- Born: Francis Brian Shorland 14 July 1909 Island Bay, Wellington, New Zealand
- Died: 8 June 1999 (aged 89) Karaka Bay, Seatoun, Wellington, New Zealand
- Education: University of Liverpool
- Awards: Hector Medal (1955) OBE (1959)
- Scientific career
- Workplaces: Department of Scientific and Industrial Research
- Thesis: The composition of some New Zealand fats with special reference to fish oils (1937)
- Doctoral advisor: Thomas Percy Hilditch

= Brian Shorland =

New Zealand organic chemist (1909–1999)

Francis Brian Shorland (14 July 1909 – 8 June 1999) was a New Zealand organic chemist.

==Biography==
After a BSc and a MSc in organic chemistry he worked for the Department of Scientific and Industrial Research, before earning a scholarship to go to the University of Liverpool for a PhD under Thomas Percy Hilditch, studying fish liver oils and fats from farm animals.

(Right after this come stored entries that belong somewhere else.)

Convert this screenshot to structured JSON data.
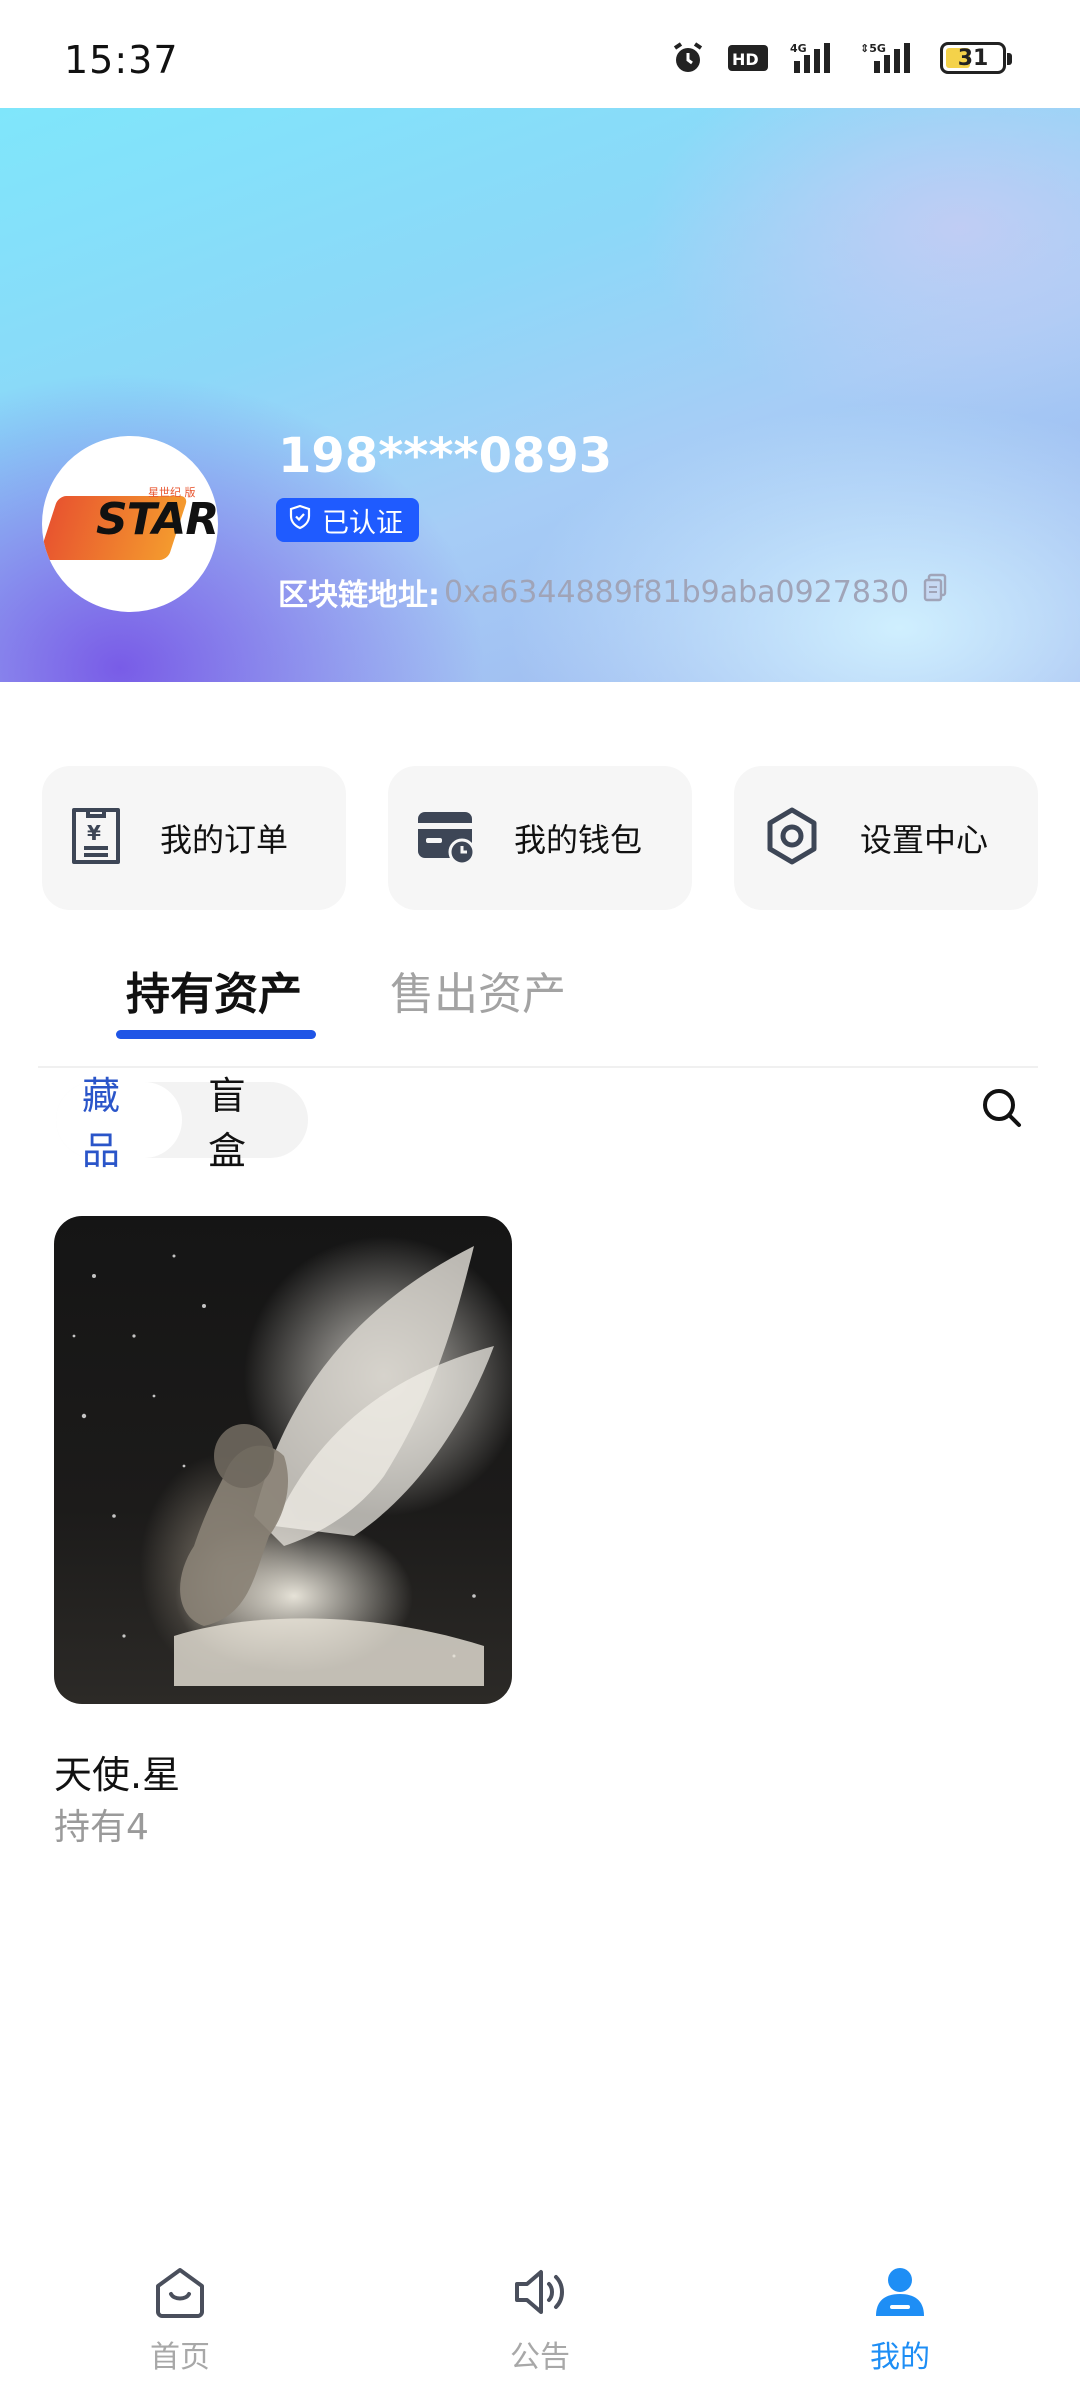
{
  "status_bar": {
    "time": "15:37",
    "network_1": "4G",
    "network_2": "5G",
    "hd_label": "HD",
    "battery_level": "31",
    "icons": [
      "alarm-icon",
      "hd-icon",
      "signal-4g-icon",
      "signal-5g-icon",
      "battery-icon"
    ]
  },
  "profile": {
    "avatar_brand": "STAR",
    "avatar_tagline": "星世纪 版",
    "username": "198****0893",
    "verified_label": "已认证",
    "chain_label": "区块链地址:",
    "chain_address": "0xa6344889f81b9aba0927830"
  },
  "actions": [
    {
      "label": "我的订单",
      "icon": "order-receipt-icon"
    },
    {
      "label": "我的钱包",
      "icon": "wallet-icon"
    },
    {
      "label": "设置中心",
      "icon": "settings-hex-icon"
    }
  ],
  "tabs": {
    "held": "持有资产",
    "sold": "售出资产",
    "active": "held"
  },
  "segment": {
    "collectibles": "藏品",
    "blind_box": "盲盒",
    "active": "collectibles"
  },
  "collection": [
    {
      "title": "天使.星",
      "count_text": "持有4",
      "image": "angel-artwork"
    }
  ],
  "bottom_nav": {
    "home": "首页",
    "notice": "公告",
    "mine": "我的",
    "active": "mine"
  },
  "colors": {
    "accent_blue": "#1f55e6",
    "nav_active": "#1e8ef5",
    "verify_badge": "#1f5bff"
  }
}
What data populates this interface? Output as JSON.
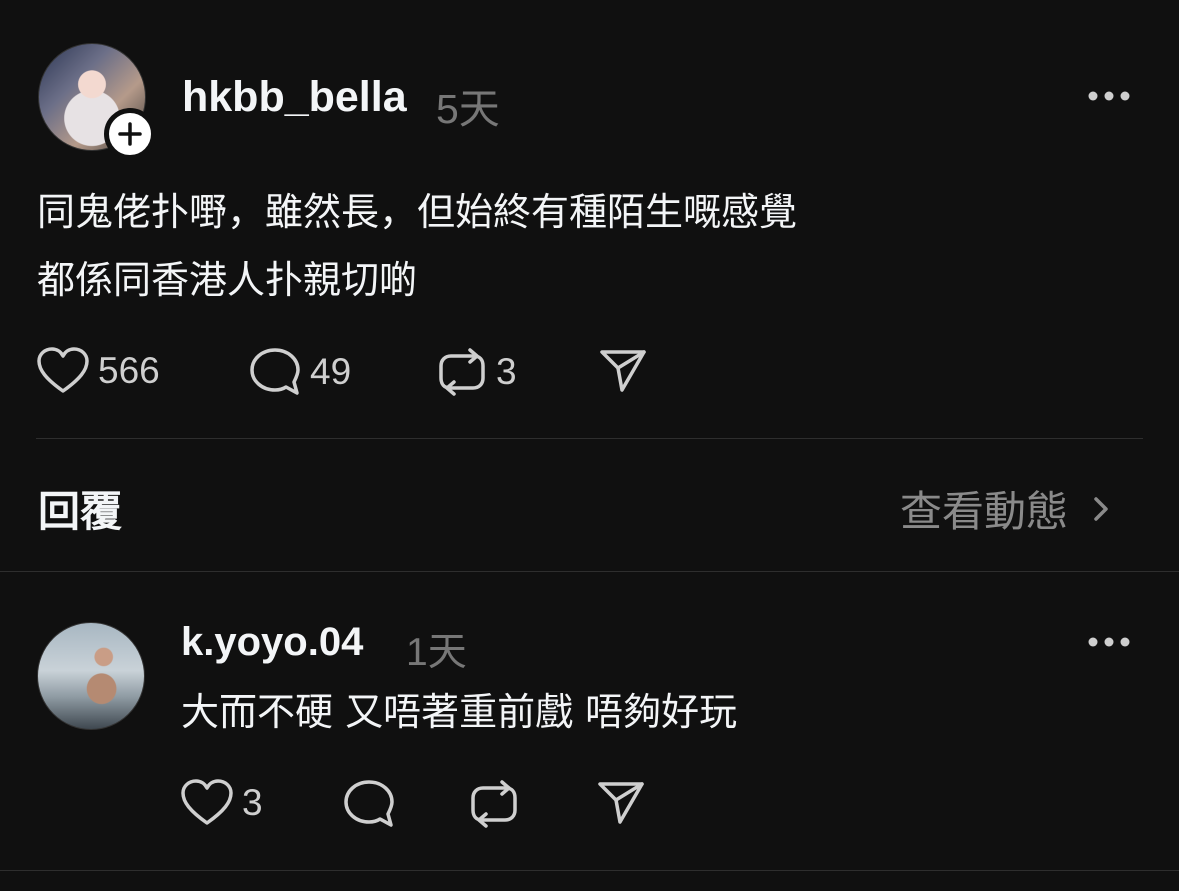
{
  "post": {
    "username": "hkbb_bella",
    "time": "5天",
    "lines": [
      "同鬼佬扑嘢，雖然長，但始終有種陌生嘅感覺",
      "都係同香港人扑親切啲"
    ],
    "likes": "566",
    "comments": "49",
    "reposts": "3"
  },
  "replies_header": {
    "label": "回覆",
    "activity_label": "查看動態"
  },
  "reply": {
    "username": "k.yoyo.04",
    "time": "1天",
    "text": "大而不硬 又唔著重前戲 唔夠好玩",
    "likes": "3"
  },
  "icons": {
    "like": "heart-icon",
    "comment": "comment-bubble-icon",
    "repost": "repost-icon",
    "share": "send-icon",
    "more": "more-dots-icon",
    "follow": "plus-icon",
    "chevron": "chevron-right-icon"
  }
}
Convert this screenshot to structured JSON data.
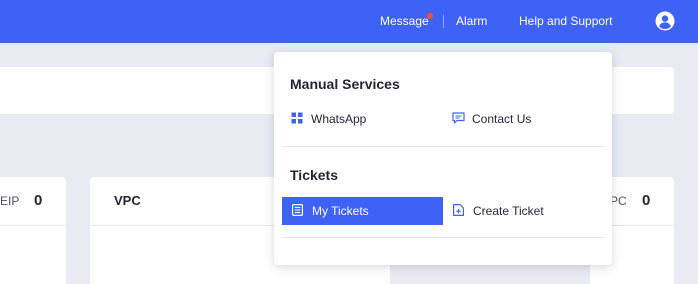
{
  "topbar": {
    "message_label": "Message",
    "alarm_label": "Alarm",
    "help_label": "Help and Support"
  },
  "cards": {
    "left_label": "EIP",
    "left_value": "0",
    "vpc_title": "VPC",
    "right_label": "PC",
    "right_value": "0"
  },
  "dropdown": {
    "manual_services_title": "Manual Services",
    "whatsapp_label": "WhatsApp",
    "contact_us_label": "Contact Us",
    "tickets_title": "Tickets",
    "my_tickets_label": "My Tickets",
    "create_ticket_label": "Create Ticket"
  },
  "colors": {
    "brand_blue": "#3d62f5",
    "notification_dot": "#ff4a3a",
    "page_background": "#e8ebf2"
  },
  "icons": {
    "avatar": "user-avatar-icon",
    "whatsapp": "grid-apps-icon",
    "contact_us": "chat-bubble-icon",
    "my_tickets": "ticket-list-icon",
    "create_ticket": "file-add-icon"
  }
}
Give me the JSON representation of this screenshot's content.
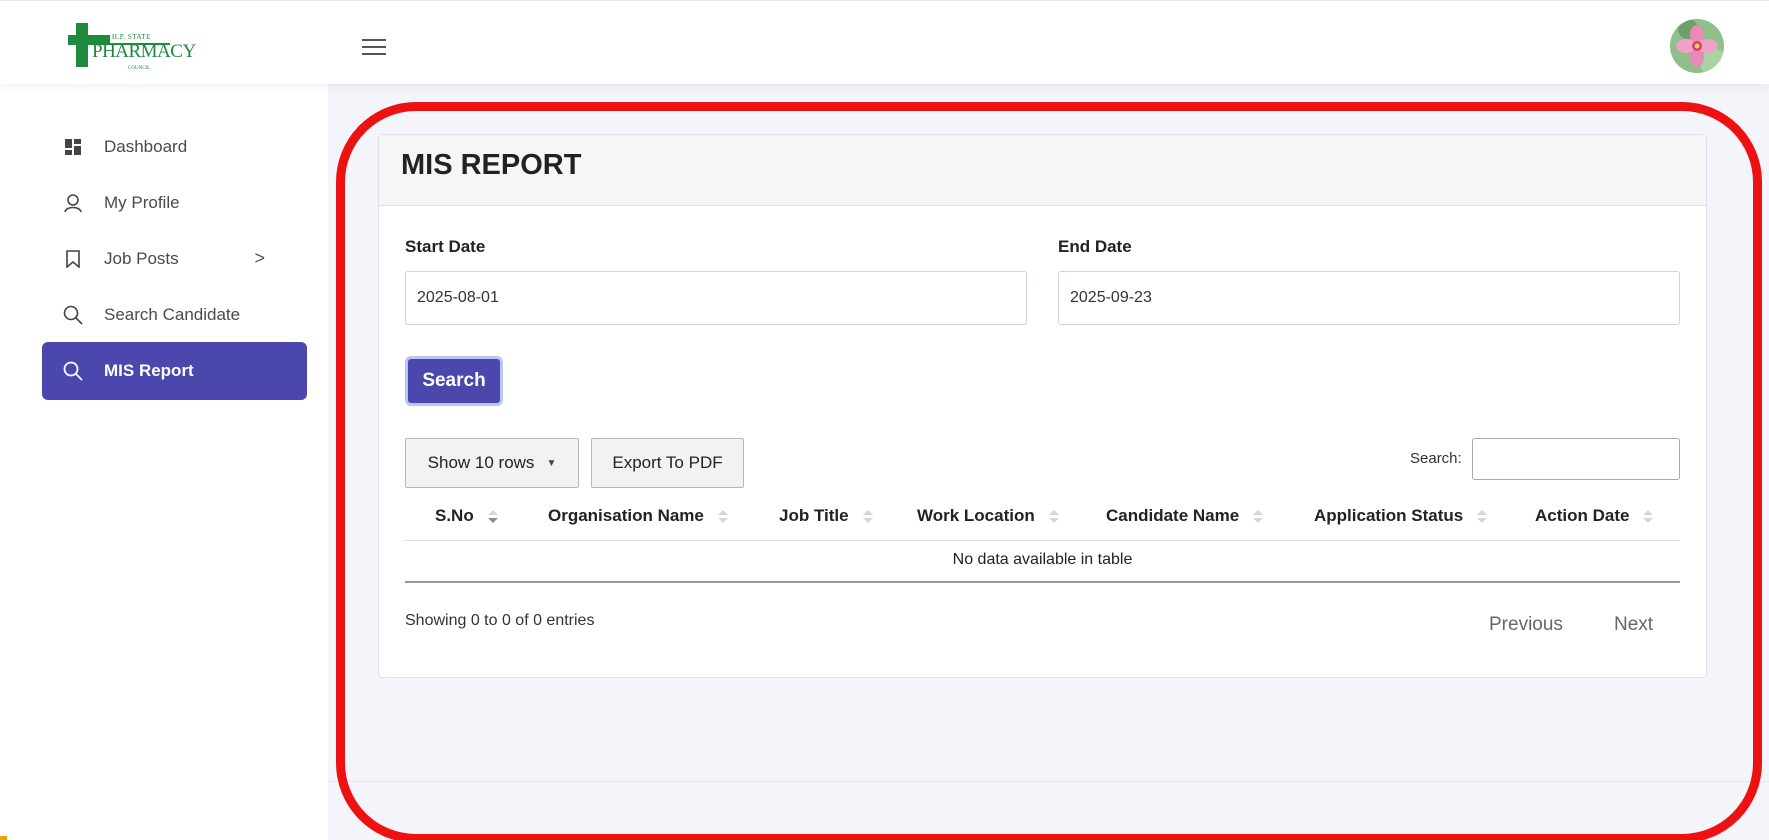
{
  "header": {
    "logo": {
      "line1": "H.P. STATE",
      "line2": "PHARMACY",
      "line3": "COUNCIL"
    }
  },
  "sidebar": {
    "items": [
      {
        "label": "Dashboard",
        "icon": "dashboard-icon"
      },
      {
        "label": "My Profile",
        "icon": "user-icon"
      },
      {
        "label": "Job Posts",
        "icon": "bookmark-icon",
        "chevron": ">"
      },
      {
        "label": "Search Candidate",
        "icon": "search-icon"
      },
      {
        "label": "MIS Report",
        "icon": "search-icon",
        "active": true
      }
    ]
  },
  "report": {
    "title": "MIS REPORT",
    "start_label": "Start Date",
    "start_value": "2025-08-01",
    "end_label": "End Date",
    "end_value": "2025-09-23",
    "search_button": "Search",
    "show_rows": "Show 10 rows",
    "show_rows_caret": "▼",
    "export_button": "Export To PDF",
    "table_search_label": "Search:",
    "table_search_value": "",
    "columns": [
      "S.No",
      "Organisation Name",
      "Job Title",
      "Work Location",
      "Candidate Name",
      "Application Status",
      "Action Date"
    ],
    "empty_message": "No data available in table",
    "info": "Showing 0 to 0 of 0 entries",
    "prev": "Previous",
    "next": "Next"
  },
  "colors": {
    "accent": "#4b47ad",
    "annotation": "#ee1111",
    "logo_green": "#1e8a3e",
    "background": "#f3f5fb"
  }
}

After his retirement in 1969, he held several honorary posts at Victoria University of Wellington. He died on 8 June 1999 and was cremated at Karori Crematorium.

== Honours and awards ==
He was awarded a DSc by the University of Liverpool in 1950 and an honorary DSc by Victoria University of Wellington in 1970; a Fellowship of the Royal Society of New Zealand in 1951 and the Hector Medal in 1955. In the 1959 New Year Honours he was appointed an Officer of the Order of the British Empire, in recognition of his role as director of the Fats Research Institute, and in 1990 he received the New Zealand 1990 Commemoration Medal. In 1969 he was awarded an honorary fellowship of the New Zealand Institute of Food Science and Technology.

== Shorland Medal ==

In 1999 the New Zealand Association of Scientists established the Shorland Medal in Shorland's honour. It is awarded annually in recognition of a "major and continued contribution to basic or applied research that has added significantly to scientific understanding or resulted in significant benefits to society."